Characterization of the PduS Cobalamin Reductase of Salmonella enterica and Its Role in the Pdu Microcompartment

Abstract

ABSTRACT Salmonella enterica degrades 1,2-propanediol (1,2-PD) in a coenzyme B 12 (adenosylcobalamin, AdoCbl)-dependent fashion. Salmonella obtains AdoCbl by assimilation of complex precursors, such as vitamin B 12 and hydroxocobalamin. Assimilation of these compounds requires reduction of their central cobalt atom from Co 3+ to Co 2+ to Co + , followed by adenosylation to AdoCbl. In this work, the His 6 -tagged PduS cobalamin reductase from S. enterica was produced at high levels in Escherichia coli , purified, and characterized. The anaerobically purified enzyme reduced cob(III)alamin to cob(II)alamin at a rate of 42.3 ± 3.2 μmol min −1 mg −1 , and it reduced cob(II)alamin to cob(I)alamin at a rate of 54.5 ± 4.2 nmol min −1 mg −1 protein. The apparent K m values of PduS-His 6 were 10.1 ± 0.7 μM for NADH and 67.5 ± 8.2 μM for hydroxocobalamin in cob(III)alamin reduction. The apparent K m values for cob(II)alamin reduction were 27.5 ± 2.4 μM with NADH as the substrate and 72.4 ± 9.5 μM with cob(II)alamin as the substrate. High-performance liquid chromatography (HPLC) and mass spectrometry (MS) indicated that each monomer of PduS contained one molecule of noncovalently bound flavin mononucleotide (FMN).

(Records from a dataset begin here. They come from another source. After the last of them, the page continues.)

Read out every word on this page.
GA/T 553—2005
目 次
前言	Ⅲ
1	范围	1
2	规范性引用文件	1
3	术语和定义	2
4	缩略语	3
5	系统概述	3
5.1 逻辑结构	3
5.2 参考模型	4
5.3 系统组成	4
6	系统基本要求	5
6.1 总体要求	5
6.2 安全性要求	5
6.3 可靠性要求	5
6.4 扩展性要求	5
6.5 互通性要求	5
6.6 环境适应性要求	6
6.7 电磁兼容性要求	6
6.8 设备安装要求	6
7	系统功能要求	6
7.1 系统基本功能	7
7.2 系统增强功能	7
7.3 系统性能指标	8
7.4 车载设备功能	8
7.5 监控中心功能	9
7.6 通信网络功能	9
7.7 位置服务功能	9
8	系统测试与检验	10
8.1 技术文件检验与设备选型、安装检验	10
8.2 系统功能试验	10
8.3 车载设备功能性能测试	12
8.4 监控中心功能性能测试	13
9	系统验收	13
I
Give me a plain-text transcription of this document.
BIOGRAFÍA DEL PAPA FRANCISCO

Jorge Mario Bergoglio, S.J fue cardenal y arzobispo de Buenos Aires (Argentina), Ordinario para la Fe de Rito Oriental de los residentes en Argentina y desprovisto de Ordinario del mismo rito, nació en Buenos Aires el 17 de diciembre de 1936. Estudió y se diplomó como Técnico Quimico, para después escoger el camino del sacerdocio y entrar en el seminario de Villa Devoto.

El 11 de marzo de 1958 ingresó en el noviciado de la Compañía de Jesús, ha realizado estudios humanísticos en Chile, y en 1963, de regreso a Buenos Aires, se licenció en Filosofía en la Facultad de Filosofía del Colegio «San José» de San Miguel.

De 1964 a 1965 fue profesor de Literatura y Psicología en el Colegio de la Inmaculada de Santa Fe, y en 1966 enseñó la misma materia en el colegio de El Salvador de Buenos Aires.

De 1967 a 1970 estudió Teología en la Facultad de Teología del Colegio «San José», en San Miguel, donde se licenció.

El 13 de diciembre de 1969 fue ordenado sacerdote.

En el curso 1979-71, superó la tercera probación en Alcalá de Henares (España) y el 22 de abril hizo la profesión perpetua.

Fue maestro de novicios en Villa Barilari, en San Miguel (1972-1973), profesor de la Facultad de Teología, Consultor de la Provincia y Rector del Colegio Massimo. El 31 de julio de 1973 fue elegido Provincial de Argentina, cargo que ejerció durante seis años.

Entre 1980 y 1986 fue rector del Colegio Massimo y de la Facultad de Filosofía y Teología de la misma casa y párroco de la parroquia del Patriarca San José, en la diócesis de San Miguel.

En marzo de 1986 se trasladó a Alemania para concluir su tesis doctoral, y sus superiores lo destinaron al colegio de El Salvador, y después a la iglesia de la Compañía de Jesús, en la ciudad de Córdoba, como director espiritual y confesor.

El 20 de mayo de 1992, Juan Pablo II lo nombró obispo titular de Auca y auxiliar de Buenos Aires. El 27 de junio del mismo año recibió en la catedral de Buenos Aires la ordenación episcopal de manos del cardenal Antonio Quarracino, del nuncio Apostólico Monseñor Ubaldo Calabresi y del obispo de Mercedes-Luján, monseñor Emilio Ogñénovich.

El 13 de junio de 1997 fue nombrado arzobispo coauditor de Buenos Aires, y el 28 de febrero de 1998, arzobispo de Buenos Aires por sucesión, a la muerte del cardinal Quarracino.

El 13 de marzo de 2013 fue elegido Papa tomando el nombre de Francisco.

Genetic studies showed that a pduS deletion decreased the growth rate of Salmonella on 1,2-PD, supporting a role in cobalamin reduction in vivo . Further studies demonstrated that the PduS protein is a component of the Pdu microcompartments (MCPs) used for 1,2-PD degradation and that it interacts with the PduO adenosyltransferase, which catalyzes the terminal step of AdoCbl synthesis. These studies further characterize PduS, an unusual MCP-associated cobalamin reductase, and, in conjunction with prior results, indicate that the Pdu MCP encapsulates a complete cobalamin assimilation system.